Republican businesswoman Lena Epstein announced Monday she will run for U.S. Senate in 2018, saying Michigan is ready for another outsider with business experience after its voters favored Donald Trump in the presidential election.
Epstein's family owns Vesco Oil Corp., a large distributor of automotive and industrial lubricants based in the Detroit suburb of Southfield. A relative political newcomer who has not held elective office, she was a co-chair of Trump's Michigan campaign last year and said she will "take the fight directly to" Sen. Debbie Stabenow, a Democrat who is expected to seek a fourth term and who coasted to re-election in 2006 and 2012.
"Politicians have failed us, and Michigan citizens are looking for another way," Epstein, 35, said in a statement provided to The Associated Press. "Michigan spoke loud and clear in the last election — we want an outsider with business leadership skills who can inspire the people of Michigan with a bright vision for the future. I will speak for those who have not been spoken for. I will represent those who know, deep down, that their government has failed them and their families."
Epstein, a third-generation co-owner of Vesco who helps manage the business, is the first Republican to enter the race. It is unclear to what extent she could spend her own money on the campaign.

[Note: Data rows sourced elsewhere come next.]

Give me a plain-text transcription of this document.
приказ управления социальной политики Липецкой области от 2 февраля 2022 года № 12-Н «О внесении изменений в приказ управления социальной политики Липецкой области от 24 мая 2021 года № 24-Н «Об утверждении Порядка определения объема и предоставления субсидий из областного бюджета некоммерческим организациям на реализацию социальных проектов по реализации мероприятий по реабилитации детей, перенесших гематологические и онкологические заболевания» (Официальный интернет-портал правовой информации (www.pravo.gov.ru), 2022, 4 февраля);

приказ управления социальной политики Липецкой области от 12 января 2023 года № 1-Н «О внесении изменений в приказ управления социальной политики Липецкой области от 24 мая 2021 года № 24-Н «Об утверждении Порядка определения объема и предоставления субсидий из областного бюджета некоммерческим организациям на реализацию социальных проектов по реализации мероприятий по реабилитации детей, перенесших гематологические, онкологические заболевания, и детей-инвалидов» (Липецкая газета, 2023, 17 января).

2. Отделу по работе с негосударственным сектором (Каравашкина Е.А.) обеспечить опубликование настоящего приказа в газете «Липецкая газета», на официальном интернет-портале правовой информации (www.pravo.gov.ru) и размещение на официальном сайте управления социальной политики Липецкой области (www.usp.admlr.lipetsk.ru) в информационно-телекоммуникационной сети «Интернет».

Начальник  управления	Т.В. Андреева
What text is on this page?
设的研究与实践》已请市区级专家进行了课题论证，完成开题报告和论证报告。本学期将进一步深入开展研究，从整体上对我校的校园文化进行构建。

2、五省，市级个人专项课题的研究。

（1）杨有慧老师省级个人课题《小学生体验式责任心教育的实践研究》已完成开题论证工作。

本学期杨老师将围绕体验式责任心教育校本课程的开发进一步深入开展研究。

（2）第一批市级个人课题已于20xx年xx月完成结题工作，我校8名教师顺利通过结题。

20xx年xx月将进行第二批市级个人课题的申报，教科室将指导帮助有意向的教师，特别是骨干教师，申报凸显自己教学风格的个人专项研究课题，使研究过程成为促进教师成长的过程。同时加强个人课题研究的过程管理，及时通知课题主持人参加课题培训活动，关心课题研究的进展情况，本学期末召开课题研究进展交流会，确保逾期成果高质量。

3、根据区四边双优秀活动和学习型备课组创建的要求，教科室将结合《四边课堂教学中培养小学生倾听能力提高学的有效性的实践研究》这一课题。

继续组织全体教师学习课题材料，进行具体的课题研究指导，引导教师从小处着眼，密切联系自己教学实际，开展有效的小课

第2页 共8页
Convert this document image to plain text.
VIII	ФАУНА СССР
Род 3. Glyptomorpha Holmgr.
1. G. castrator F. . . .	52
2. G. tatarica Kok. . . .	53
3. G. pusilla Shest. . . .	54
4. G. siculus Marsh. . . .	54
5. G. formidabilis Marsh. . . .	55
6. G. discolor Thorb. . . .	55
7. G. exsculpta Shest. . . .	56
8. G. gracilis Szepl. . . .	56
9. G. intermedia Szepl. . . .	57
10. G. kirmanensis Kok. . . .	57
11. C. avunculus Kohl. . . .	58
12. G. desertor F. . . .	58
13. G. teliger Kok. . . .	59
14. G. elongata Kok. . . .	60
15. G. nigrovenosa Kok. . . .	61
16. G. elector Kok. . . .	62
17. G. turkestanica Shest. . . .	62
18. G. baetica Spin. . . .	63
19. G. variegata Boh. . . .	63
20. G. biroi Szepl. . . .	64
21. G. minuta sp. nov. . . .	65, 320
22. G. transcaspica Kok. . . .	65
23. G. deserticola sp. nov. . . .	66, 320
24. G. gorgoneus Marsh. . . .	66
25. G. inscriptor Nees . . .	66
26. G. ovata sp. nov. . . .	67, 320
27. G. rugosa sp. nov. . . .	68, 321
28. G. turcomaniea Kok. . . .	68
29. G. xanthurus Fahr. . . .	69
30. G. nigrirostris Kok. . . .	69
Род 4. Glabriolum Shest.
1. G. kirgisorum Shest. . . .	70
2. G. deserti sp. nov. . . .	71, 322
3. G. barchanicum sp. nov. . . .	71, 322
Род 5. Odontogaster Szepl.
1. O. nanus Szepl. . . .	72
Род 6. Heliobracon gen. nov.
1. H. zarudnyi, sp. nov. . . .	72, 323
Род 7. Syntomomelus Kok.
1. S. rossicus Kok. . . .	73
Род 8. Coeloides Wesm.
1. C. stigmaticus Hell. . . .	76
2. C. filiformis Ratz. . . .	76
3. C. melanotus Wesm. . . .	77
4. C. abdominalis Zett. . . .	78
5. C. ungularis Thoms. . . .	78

She has a bachelor's from Harvard University and a master's of business administration from the University of Michigan. Her campaign website describes her as a sought-after mentor and motivational speaker. It features a video of her positive comments about Trump and the presidential race on political TV shows, which has allowed her to grow her profile with broader audiences.
She said people want greater job opportunities, safer borders, steady home values and to see America invest in infrastructure and become the world's manufacturing hub once again.
Gov. Rick Snyder appointed Epstein, of Bloomfield Hills, to the Michigan Child Abuse and Neglect Prevention Board in 2012. She also serves on the boards of the Detroit Regional Chamber, the Detroit Historical Society and the Community Foundation of Southeast Michigan.
Since Trump took office, Stabenow, 67, has opposed his proposed cut in Great Lakes funding and his nomination of Neil Gorsuch to the Supreme Court while saying a modernization of the North American Free Trade Agreement with Canada and Mexico — which Trump intends to renegotiate — is "long overdue."